K.A.A.N., nouvel espoir du Maryland
Knowledge Above All Nonsense, voilà la signification de l’acronyme formé par les lettres K.A.A.N., blaze d’un rappeur du Maryland qui a attiré notre attention dernièrement. Il semblerait bien que le label Redefinition Records (Damu The Fudgemonk, K-Def, Dj Spinna) ait mis la main sur une perle rare…
Cela fait un peu plus de deux ans que Brandon Perry est apparu sur le radar des observateurs de la planète rap que nous sommes. Comme beaucoup de rappeurs de sa génération, c’est sur Soundcloud qu’il s’est lancé. Autant dire qu’il n’a pas volé sa reconnaissance naissante, étant donné le volume de travail qu’il a abattu ces dernières années comme en témoignent les 150 morceaux présents sur sa page Soundcloud et les dizaines de morceaux à son nom éparpillés sur Youtube.
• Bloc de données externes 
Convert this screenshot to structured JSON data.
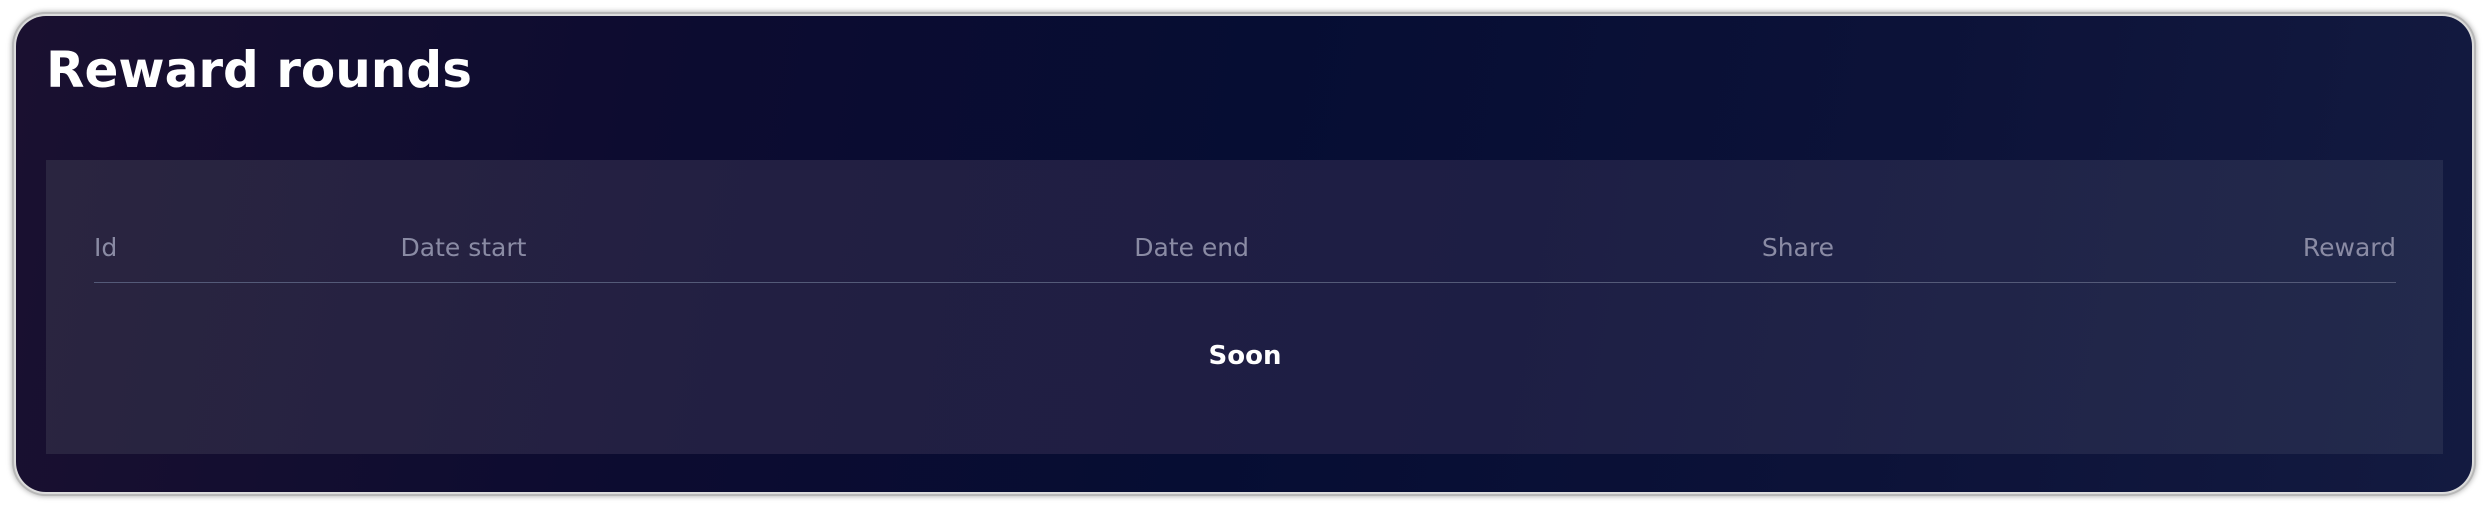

Malgré son pseudonyme plein de confiance, le producteur K-Def décrit K.A.A.N.comme un homme très réservé. C’est lui, K-Def, qui a produit Uncommon Knowledge, le premier EP de K.A.A.N. Le rappeur s’y montre virtuose et généreux. Son flow n’est pas sans rappeler celui de Joey Bada$$ à l’époque de ses premières mixtapes. La voix de Perry est poussée à fond, il semble au bord de la rupture. Cela confère une certaine intensité, une part d’émotion à son flow.
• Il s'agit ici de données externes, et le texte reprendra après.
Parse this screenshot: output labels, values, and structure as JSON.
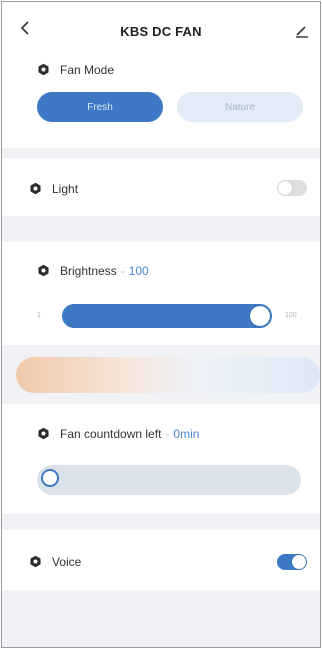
{
  "header": {
    "title": "KBS DC FAN",
    "back_icon": "chevron-left-icon",
    "edit_icon": "pencil-icon"
  },
  "fan_mode": {
    "label": "Fan Mode",
    "options": [
      "Fresh",
      "Nature"
    ],
    "selected": "Fresh"
  },
  "light": {
    "label": "Light",
    "enabled": false
  },
  "brightness": {
    "label": "Brightness",
    "value": "100",
    "min_label": "1",
    "max_label": "100",
    "level": 100
  },
  "countdown": {
    "label": "Fan countdown left",
    "value": "0min",
    "level": 0
  },
  "voice": {
    "label": "Voice",
    "enabled": true
  },
  "colors": {
    "accent": "#3d79c4",
    "accent_text": "#4a86c8",
    "background": "#f1f2f6",
    "gradient_warm": "#f1c9a9",
    "gradient_cool": "#dde8f5"
  }
}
Les instrus, signées K-Def, sont gorgées de samples soyeux et chaleureux. L’association du flow rapide et technique de K.A.A.N. et de la prod très jazzy fonctionne à merveille. Pour un coup d’essai, Uncommon Knowledge frappe très fort. Malgré tout, Perry garde la tête froide. Même si il rappe avec passion et engagement, il reste concentré et ambitieux. Le jeune emcee est un travailleur acharné, qui avant la musique est passé par la maçonnerie et d’autres petits boulots très « terre-à-terre ». La rumeur dit qu’il continue à aller travailler tous les jours, refusant de tout miser sur un éventuel succès commercial de sa musique…
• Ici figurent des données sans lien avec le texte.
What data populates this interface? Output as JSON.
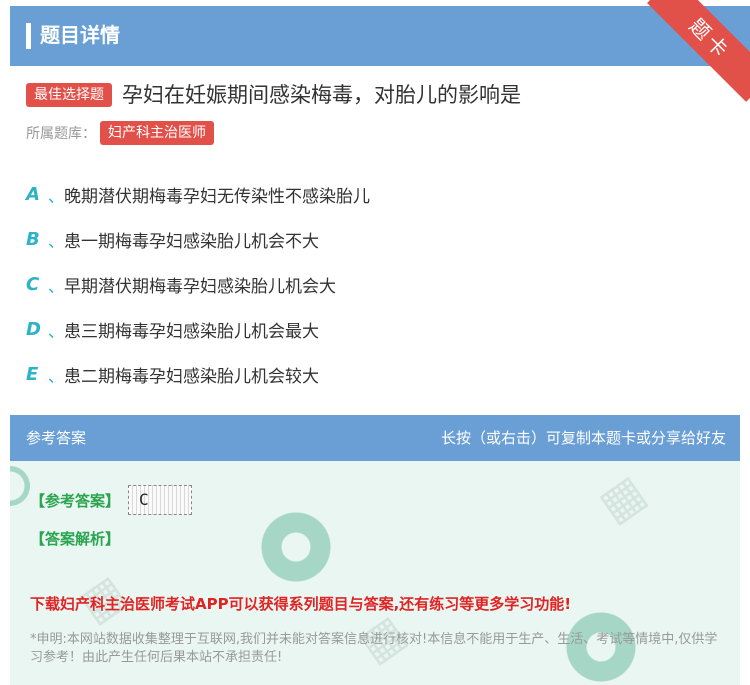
{
  "header": {
    "title": "题目详情",
    "corner_label": "题卡"
  },
  "question": {
    "type_badge": "最佳选择题",
    "text": "孕妇在妊娠期间感染梅毒，对胎儿的影响是",
    "bank_label": "所属题库：",
    "bank_name": "妇产科主治医师"
  },
  "options": [
    {
      "letter": "A",
      "sep": "、",
      "text": "晚期潜伏期梅毒孕妇无传染性不感染胎儿"
    },
    {
      "letter": "B",
      "sep": "、",
      "text": "患一期梅毒孕妇感染胎儿机会不大"
    },
    {
      "letter": "C",
      "sep": "、",
      "text": "早期潜伏期梅毒孕妇感染胎儿机会大"
    },
    {
      "letter": "D",
      "sep": "、",
      "text": "患三期梅毒孕妇感染胎儿机会最大"
    },
    {
      "letter": "E",
      "sep": "、",
      "text": "患二期梅毒孕妇感染胎儿机会较大"
    }
  ],
  "answer_section": {
    "title": "参考答案",
    "share_hint": "长按（或右击）可复制本题卡或分享给好友",
    "answer_label": "【参考答案】",
    "answer_value": "C",
    "analysis_label": "【答案解析】",
    "promo": "下载妇产科主治医师考试APP可以获得系列题目与答案,还有练习等更多学习功能!",
    "disclaimer": "*申明:本网站数据收集整理于互联网,我们并未能对答案信息进行核对!本信息不能用于生产、生活、考试等情境中,仅供学习参考！由此产生任何后果本站不承担责任!"
  },
  "colors": {
    "header_bg": "#6a9fd6",
    "accent_red": "#e2504a",
    "option_letter": "#2cb3c5",
    "answer_green": "#2aa44f",
    "promo_red": "#e02424",
    "answer_bg": "#e9f6f1"
  }
}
En mars dernier, K.A.A.N. revient avec Abstractions, un EP enregistré en collaboration avec le beatmaker Klaus Layer. La recette ne change pas, même si l’esthétique de Layer est légèrement différente de celle de K-Def. Les instrus qu’il a concocté pour Perry ont un côté un peu lo-fi. Abstractions n’aura pas encore permis à K.A.A.N. de toucher un public très large, mais cela ne saurait tarder. « Toonami » et « My Nigga » figureront sans conteste parmi les meilleurs morceaux du rap underground en 2017.
Le flow énergique de Perry et les beats teintés de soul sur lesquels il rappe ne doivent pas masquer pour autant la part plus sombre du personnage. Ses textes ne sont pas particulièrement joyeux, c’est le moins qu’on puisse dire. Sa prose est grandement influencée par ses angoisses, notamment liées à l’usage de drogues. Il parvient tout de même à sublimer sa noirceur par un talent d’écriture incontestable. Ses textes sont truffés d’images pertinentes et de tournures ingénieuses.
Il y a un mois environ le rappeur originaire du Maryland était de retour avec un nouveau single « How High » dans un style très différents du boombap qu’on pouvait entendre sur ces deux EP précédents. Avec une telle capacité à évoluer d’un style à l’autre, il se pourrait bien que K.A.A.N. fasse partie des rappeurs sur qui il faudra compter à l’avenir. On lui souhaite en tout cas autant de succès qu’un autre rappeur du Maryland qui était dans cette même position d’outsider il y a quelques années avant de devenir une des valeurs sûres du rap game de 2017, comme il l’a rappelé avec son dernier album Everybody.